Turner, meanwhile, had a career year last season, slashing .335/.394/.588 with a .982 OPS, 12 home runs and team-high 41 RBIs. He received MVP votes for the first time in his career, placing seventh. Since debuting in 2015, Turner has the second-highest batting average (.296), third-best on-base percentage (.353) and is tied for the third-highest OPS (.833) among all active shortstops.

And although Robles struggled throughout the 2020 campaign, he still has the potential to be an elite outfielder who can hit for average and reach base at a high rate, a profile that once made him the Nats' No. 1 prospect.

"I definitely think this lineup's gonna be dangerous," Schwarber said during his Zoom meeting with reporters. "I mean, when you look at Soto, I think he's the best hitter in the game, I really do. Even at his age, I think he's one of the best hitters in the game. And he's showing it on a consistent basis right now what he can do. I'm excited to get around him and talk hitting with him. I'm excited to learn something from this guy.

"And obviously Trea, I played with Trea on the college national team. Really toolsy, fast guy. The guy's a threat to steal a base any time. And the way that he's been driving the ball, getting on base, you can't say enough about what he does and how he plays defense, great defensive player."

The praises didn't stop there.

"It's obvious with what Soto's done over his short time so far in the big leagues, it's pretty incredible. Spectacular, really," Avila said during his meeting with reporters. "So he's a lot of fun to watch. I'm looking forward to getting to see Trea Turner play every day, though, that's for one thing. He seems like one of the most dynamic players in baseball and that'll be fun to watch every day."

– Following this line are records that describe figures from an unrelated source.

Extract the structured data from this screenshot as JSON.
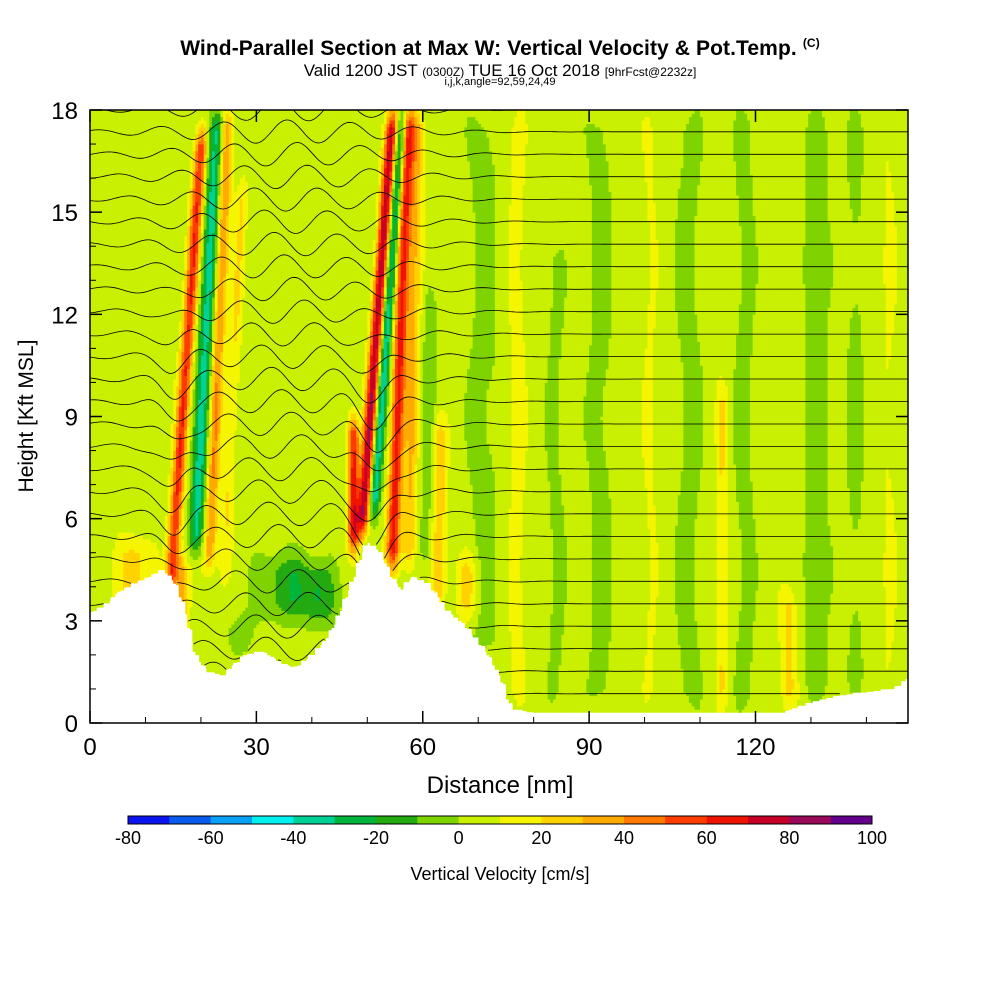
{
  "chart_data": {
    "type": "heatmap",
    "title": "Wind-Parallel Section at Max W: Vertical Velocity & Pot.Temp.",
    "title_mark": "(C)",
    "subtitle": {
      "main_a": "Valid 1200 JST",
      "utc": "(0300Z)",
      "main_b": "TUE 16 Oct 2018",
      "forecast": "[9hrFcst@2232z]"
    },
    "subtitle2": "i,j,k,angle=92,59,24,49",
    "xlabel": "Distance [nm]",
    "ylabel": "Height [Kft MSL]",
    "xlim": [
      0,
      147.5
    ],
    "ylim": [
      0,
      18
    ],
    "xticks": [
      0,
      30,
      60,
      90,
      120
    ],
    "yticks": [
      0,
      3,
      6,
      9,
      12,
      15,
      18
    ],
    "grid": false,
    "colorbar": {
      "label": "Vertical Velocity [cm/s]",
      "min": -80,
      "max": 100,
      "step": 10,
      "ticks": [
        -80,
        -60,
        -40,
        -20,
        0,
        20,
        40,
        60,
        80,
        100
      ],
      "colors": [
        "#0a14f0",
        "#0a5af0",
        "#0aa0f5",
        "#00f0f0",
        "#00d296",
        "#00b43c",
        "#22aa10",
        "#7ed300",
        "#c8f000",
        "#f5f500",
        "#ffd200",
        "#ffaa00",
        "#ff7800",
        "#ff3c00",
        "#f01400",
        "#c80028",
        "#9b0a5a",
        "#64008c"
      ]
    },
    "background_w": 5,
    "terrain": [
      [
        0,
        3.2
      ],
      [
        3,
        3.5
      ],
      [
        5,
        3.8
      ],
      [
        8,
        4.1
      ],
      [
        11,
        4.3
      ],
      [
        13,
        4.5
      ],
      [
        15,
        4.2
      ],
      [
        17,
        3.4
      ],
      [
        18,
        2.6
      ],
      [
        19,
        2
      ],
      [
        21,
        1.5
      ],
      [
        24,
        1.4
      ],
      [
        26,
        1.7
      ],
      [
        28,
        2.0
      ],
      [
        31,
        2.1
      ],
      [
        34,
        1.8
      ],
      [
        37,
        1.6
      ],
      [
        40,
        2.0
      ],
      [
        43,
        2.5
      ],
      [
        45,
        3.2
      ],
      [
        47,
        4.0
      ],
      [
        49,
        4.9
      ],
      [
        50,
        5.3
      ],
      [
        52,
        5.1
      ],
      [
        54,
        4.4
      ],
      [
        56,
        3.9
      ],
      [
        58,
        4.3
      ],
      [
        61,
        4.1
      ],
      [
        63,
        3.6
      ],
      [
        65,
        3.2
      ],
      [
        68,
        2.8
      ],
      [
        71,
        2.2
      ],
      [
        74,
        1.3
      ],
      [
        76,
        0.4
      ],
      [
        80,
        0.3
      ],
      [
        100,
        0.3
      ],
      [
        125,
        0.3
      ],
      [
        130,
        0.6
      ],
      [
        135,
        0.8
      ],
      [
        140,
        0.9
      ],
      [
        145,
        1.0
      ],
      [
        147.5,
        1.3
      ]
    ],
    "w_features": [
      {
        "x": 14.5,
        "z0": 3.8,
        "z1": 17.5,
        "lean": 0.42,
        "amp": 55,
        "width": 1.1
      },
      {
        "x": 19.0,
        "z0": 5.0,
        "z1": 18.0,
        "lean": 0.3,
        "amp": -40,
        "width": 1.3
      },
      {
        "x": 21.5,
        "z0": 4.5,
        "z1": 18.0,
        "lean": 0.25,
        "amp": 35,
        "width": 1.1
      },
      {
        "x": 24.0,
        "z0": 4.0,
        "z1": 16.0,
        "lean": 0.3,
        "amp": 15,
        "width": 1.1
      },
      {
        "x": 16.5,
        "z0": 2.5,
        "z1": 5.0,
        "lean": 0.0,
        "amp": 30,
        "width": 1.2
      },
      {
        "x": 8.0,
        "z0": 3.2,
        "z1": 5.5,
        "lean": 0.0,
        "amp": 20,
        "width": 3.0
      },
      {
        "x": 27.0,
        "z0": 2.0,
        "z1": 3.2,
        "lean": 0.0,
        "amp": -12,
        "width": 2.5
      },
      {
        "x": 36.0,
        "z0": 3.0,
        "z1": 5.0,
        "lean": 0.0,
        "amp": -22,
        "width": 5.5
      },
      {
        "x": 41.5,
        "z0": 2.8,
        "z1": 4.6,
        "lean": 0.0,
        "amp": -18,
        "width": 3.0
      },
      {
        "x": 47.5,
        "z0": 5.0,
        "z1": 9.0,
        "lean": 0.0,
        "amp": 60,
        "width": 1.0
      },
      {
        "x": 49.0,
        "z0": 5.5,
        "z1": 18.0,
        "lean": 0.45,
        "amp": 75,
        "width": 1.1
      },
      {
        "x": 51.0,
        "z0": 6.0,
        "z1": 18.0,
        "lean": 0.45,
        "amp": -45,
        "width": 1.0
      },
      {
        "x": 54.5,
        "z0": 4.5,
        "z1": 18.0,
        "lean": 0.22,
        "amp": 60,
        "width": 1.2
      },
      {
        "x": 57.5,
        "z0": 4.5,
        "z1": 18.0,
        "lean": 0.12,
        "amp": 25,
        "width": 1.2
      },
      {
        "x": 60.5,
        "z0": 4.5,
        "z1": 13.0,
        "lean": 0.1,
        "amp": -12,
        "width": 1.2
      },
      {
        "x": 63.0,
        "z0": 3.4,
        "z1": 9.0,
        "lean": 0.0,
        "amp": 22,
        "width": 1.3
      },
      {
        "x": 68.0,
        "z0": 3.0,
        "z1": 5.0,
        "lean": 0.0,
        "amp": 20,
        "width": 2.0
      },
      {
        "x": 71.0,
        "z0": 2.0,
        "z1": 18.0,
        "lean": 0.0,
        "amp": -8,
        "width": 3.0
      },
      {
        "x": 77.0,
        "z0": 0.5,
        "z1": 18.0,
        "lean": 0.0,
        "amp": 9,
        "width": 1.6
      },
      {
        "x": 84.0,
        "z0": 0.4,
        "z1": 14.0,
        "lean": 0.0,
        "amp": -7,
        "width": 1.8
      },
      {
        "x": 92.0,
        "z0": 0.4,
        "z1": 18.0,
        "lean": 0.0,
        "amp": -8,
        "width": 2.5
      },
      {
        "x": 101.0,
        "z0": 0.4,
        "z1": 18.0,
        "lean": 0.0,
        "amp": 6,
        "width": 1.5
      },
      {
        "x": 108.0,
        "z0": 0.4,
        "z1": 18.0,
        "lean": 0.0,
        "amp": -8,
        "width": 2.5
      },
      {
        "x": 114.0,
        "z0": 0.4,
        "z1": 10.0,
        "lean": 0.0,
        "amp": 15,
        "width": 1.0
      },
      {
        "x": 118.0,
        "z0": 0.4,
        "z1": 18.0,
        "lean": 0.0,
        "amp": -8,
        "width": 2.0
      },
      {
        "x": 126.0,
        "z0": 0.4,
        "z1": 4.0,
        "lean": 0.0,
        "amp": 18,
        "width": 1.5
      },
      {
        "x": 131.0,
        "z0": 0.6,
        "z1": 18.0,
        "lean": 0.0,
        "amp": -9,
        "width": 2.5
      },
      {
        "x": 138.0,
        "z0": 0.8,
        "z1": 18.0,
        "lean": 0.0,
        "amp": -7,
        "width": 2.0
      },
      {
        "x": 144.0,
        "z0": 1.0,
        "z1": 18.0,
        "lean": 0.0,
        "amp": 6,
        "width": 1.5
      }
    ],
    "theta_levels_K": [
      309,
      310,
      311,
      312,
      313,
      314,
      315,
      316,
      317,
      318,
      319,
      320,
      321,
      322,
      323,
      324,
      325,
      326,
      327,
      328,
      329,
      330,
      331,
      332,
      333,
      334,
      335,
      336
    ]
  }
}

Even the incoming pitchers are eager to join these young talents in the Nationals clubhouse, perhaps because they no longer have to face them from an opposing mound in a real game situation.

"I think just kinda the youth," said the 37-year-old Lester when asked what excites him about joining the Nationals. "There's a lot of youth here. Obviously, you got one of the best players in baseball in your outfield (Soto). ... I'm excited about having fun and just playing baseball. And hopefully, we win a lot of ballgames."

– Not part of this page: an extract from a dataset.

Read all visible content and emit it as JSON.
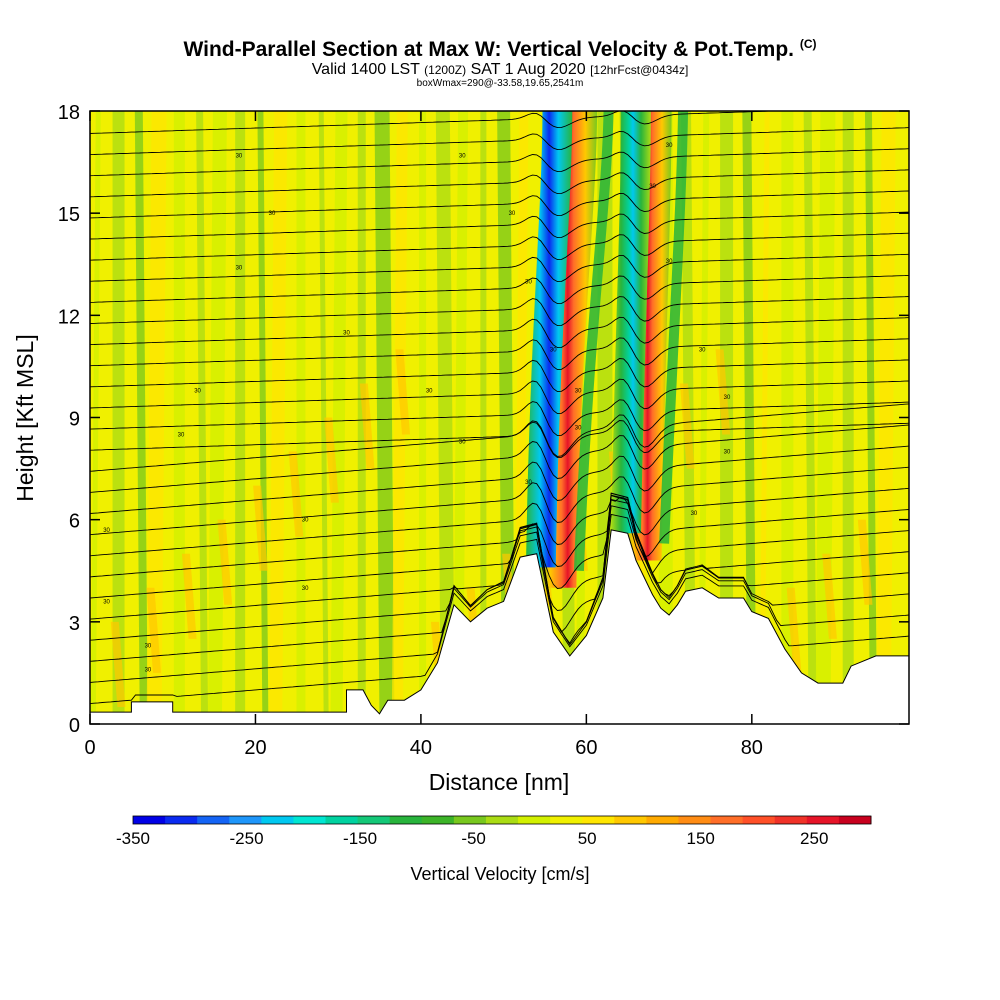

As for Hand, it wasn't just the young talent that was already here. It was also the Nats' ability to go out and add even more young stars in the 27-year-old Schwarber, a former World Series champion, and the 28-year-old Bell, a former All-Star and Rookie of the Year finalist.

"Yeah, for sure, it's big," Hand said. "Obviously, the moves that the Nationals have already made this offseason, bringing in Schwarber and Bell, two big moves there. ... I think we got a good chance to go deep into the playoffs. So that was big, obviously. This is going to be one of the tougher divisions in baseball, competition-wise, so we're gonna have to be ready to go and prepared for that. But I like our chances."

So should the Nationals. Despite playing in the highly competitive NL East and already having some less-than-favorable preseason projections, they have proven once again to be a highly sought out destination for established players looking to compete and win by building around budding stars like Soto, Turner and Robles.

If youth is the hope of the future, the Nationals have more bright days ahead.